It was TechDays this week and I was lucky enough to be invited to speak with Don Syme and Adam Granicz. Don gave a short introduction to mailboxes/agent programming in F# and Adam gave an introduction to IntelliFactory’s WebSharper project.


My section of the talk was on using F# with Microsoft Accelerator. Accelerator is an interesting product, it allows you to take advance of the GPU of your PC. Even the most basic PCs have a specialized graphics chip and for most of the tasks you perform on your PC it just sits there doing nothing. GPU are very good at performing floating point operations on matrices, they’re specialized hardware that allow you to perform matrix operations in a highly parallel way. The DirectX runtime takes advantage of this to perform the operations need to for 3D shading. However, there are other algorithms that could benefit from being run on the GPU and Accelerator opens up the GPU for just about any algorithm that you can imagine.


The usage I demonstrated was the game of life running either on the CPU or with the calculations performed on the GPU. On my current machine this yields a 10 fold increase in execution time. It takes advantage of F# quotations system (similar to C#’s expression trees), these are used to allow you to compile an algorithm in F# to operations that the Accelerator runtime understands. This is how we can easily show an algorithm running on the CPU and then switch it to the GPU. The slides can be found here and code examples here.

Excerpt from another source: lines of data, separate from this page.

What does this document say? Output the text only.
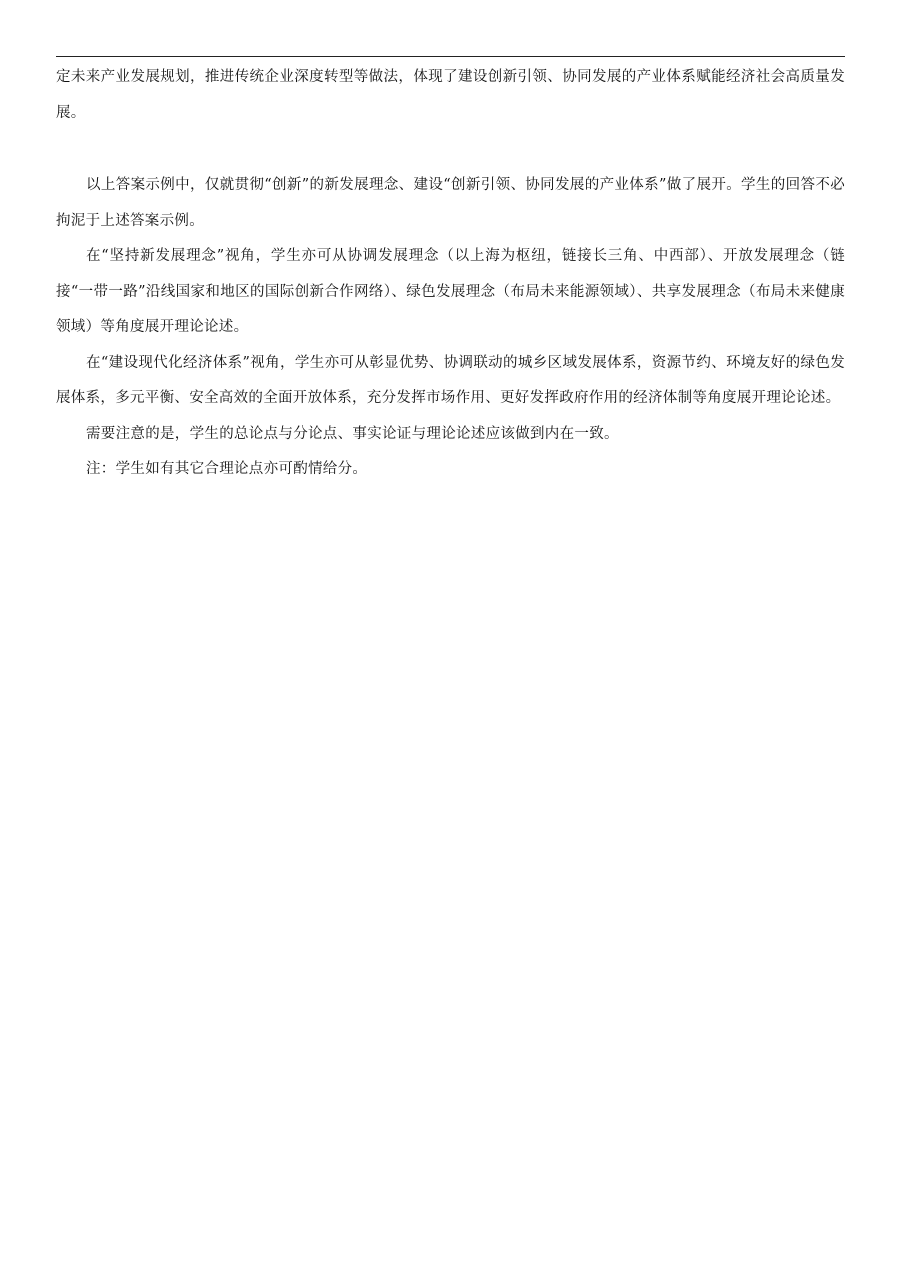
定未来产业发展规划，推进传统企业深度转型等做法，体现了建设创新引领、协同发展的产业体系赋能经济社会高质量发展。

以上答案示例中，仅就贯彻“创新”的新发展理念、建设“创新引领、协同发展的产业体系”做了展开。学生的回答不必拘泥于上述答案示例。

在“坚持新发展理念”视角，学生亦可从协调发展理念（以上海为枢纽，链接长三角、中西部）、开放发展理念（链接“一带一路”沿线国家和地区的国际创新合作网络）、绿色发展理念（布局未来能源领域）、共享发展理念（布局未来健康领域）等角度展开理论论述。

在“建设现代化经济体系”视角，学生亦可从彰显优势、协调联动的城乡区域发展体系，资源节约、环境友好的绿色发展体系，多元平衡、安全高效的全面开放体系，充分发挥市场作用、更好发挥政府作用的经济体制等角度展开理论论述。

需要注意的是，学生的总论点与分论点、事实论证与理论论述应该做到内在一致。

注：学生如有其它合理论点亦可酌情给分。
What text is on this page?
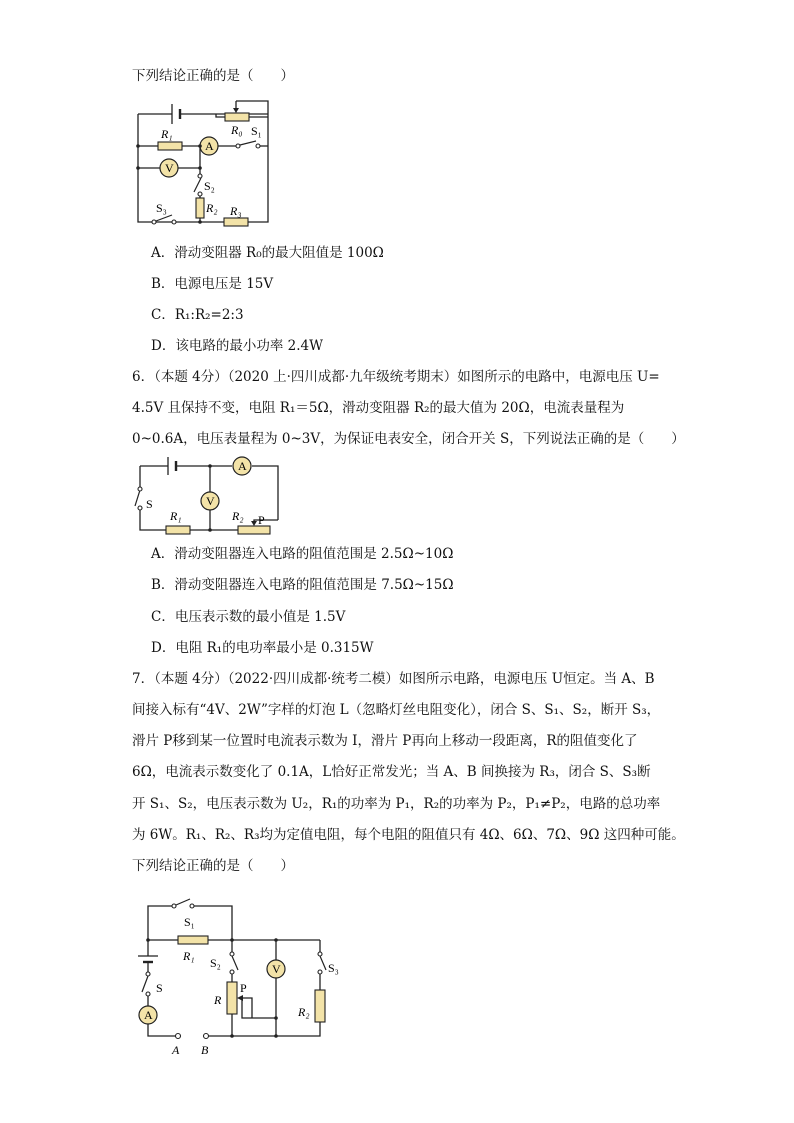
下列结论正确的是（　　）
A
V
R₁	R₀ S₁
S₂
S₃	R₂ R₃
A．滑动变阻器 R₀的最大阻值是 100Ω
B．电源电压是 15V
C．R₁:R₂=2:3
D．该电路的最小功率 2.4W
6．（本题 4分）（2020 上·四川成都·九年级统考期末）如图所示的电路中，电源电压 U=
4.5V 且保持不变，电阻 R₁＝5Ω，滑动变阻器 R₂的最大值为 20Ω，电流表量程为
0~0.6A，电压表量程为 0~3V，为保证电表安全，闭合开关 S，下列说法正确的是（　　）
A
V
S
R₁	R₂ P
A．滑动变阻器连入电路的阻值范围是 2.5Ω~10Ω
B．滑动变阻器连入电路的阻值范围是 7.5Ω~15Ω
C．电压表示数的最小值是 1.5V
D．电阻 R₁的电功率最小是 0.315W
7．（本题 4分）（2022·四川成都·统考二模）如图所示电路，电源电压 U恒定。当 A、B
间接入标有“4V、2W”字样的灯泡 L（忽略灯丝电阻变化），闭合 S、S₁、S₂，断开 S₃，
滑片 P移到某一位置时电流表示数为 I，滑片 P再向上移动一段距离，R的阻值变化了
6Ω，电流表示数变化了 0.1A，L恰好正常发光；当 A、B 间换接为 R₃，闭合 S、S₃断
开 S₁、S₂，电压表示数为 U₂，R₁的功率为 P₁，R₂的功率为 P₂，P₁≠P₂，电路的总功率
为 6W。R₁、R₂、R₃均为定值电阻，每个电阻的阻值只有 4Ω、6Ω、7Ω、9Ω 这四种可能。
下列结论正确的是（　　）
A
V
S₁
R₁ S₂	S₃
R
P
R₂
S
A B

The example comes from Tomáš Petříček’s web site and more details can be found about in this series of articles.


I had several people come and access me for more information about Accelerator at the end of the talk. Accelerator v2 is available from Microsoft connected, here. It’s currently licensed under a restrictive MSR license that stipulates non-commercial use only. However, in stating the objectives of their project, they say “Accelerator v2 is an MSR incubation project whose goal is to validate the architecture and API approach with high quality engineering sufficient to gather real-world usage data.” It would seem to me that in order to achieve this objective they would need to have some commercial users, so maybe if you contact the team directly they would be able to get you a less restrictive license. I certainly have a project in mind for accelerator, though at this point it would be non-commercial. If you’re interested check out activity on my github account, you can probably guess what my idea is.


The slides can be found here and the code can be found here. The session was videoed, I’ll let you know as soon as it’s on line.

Update: The video can now be seen here.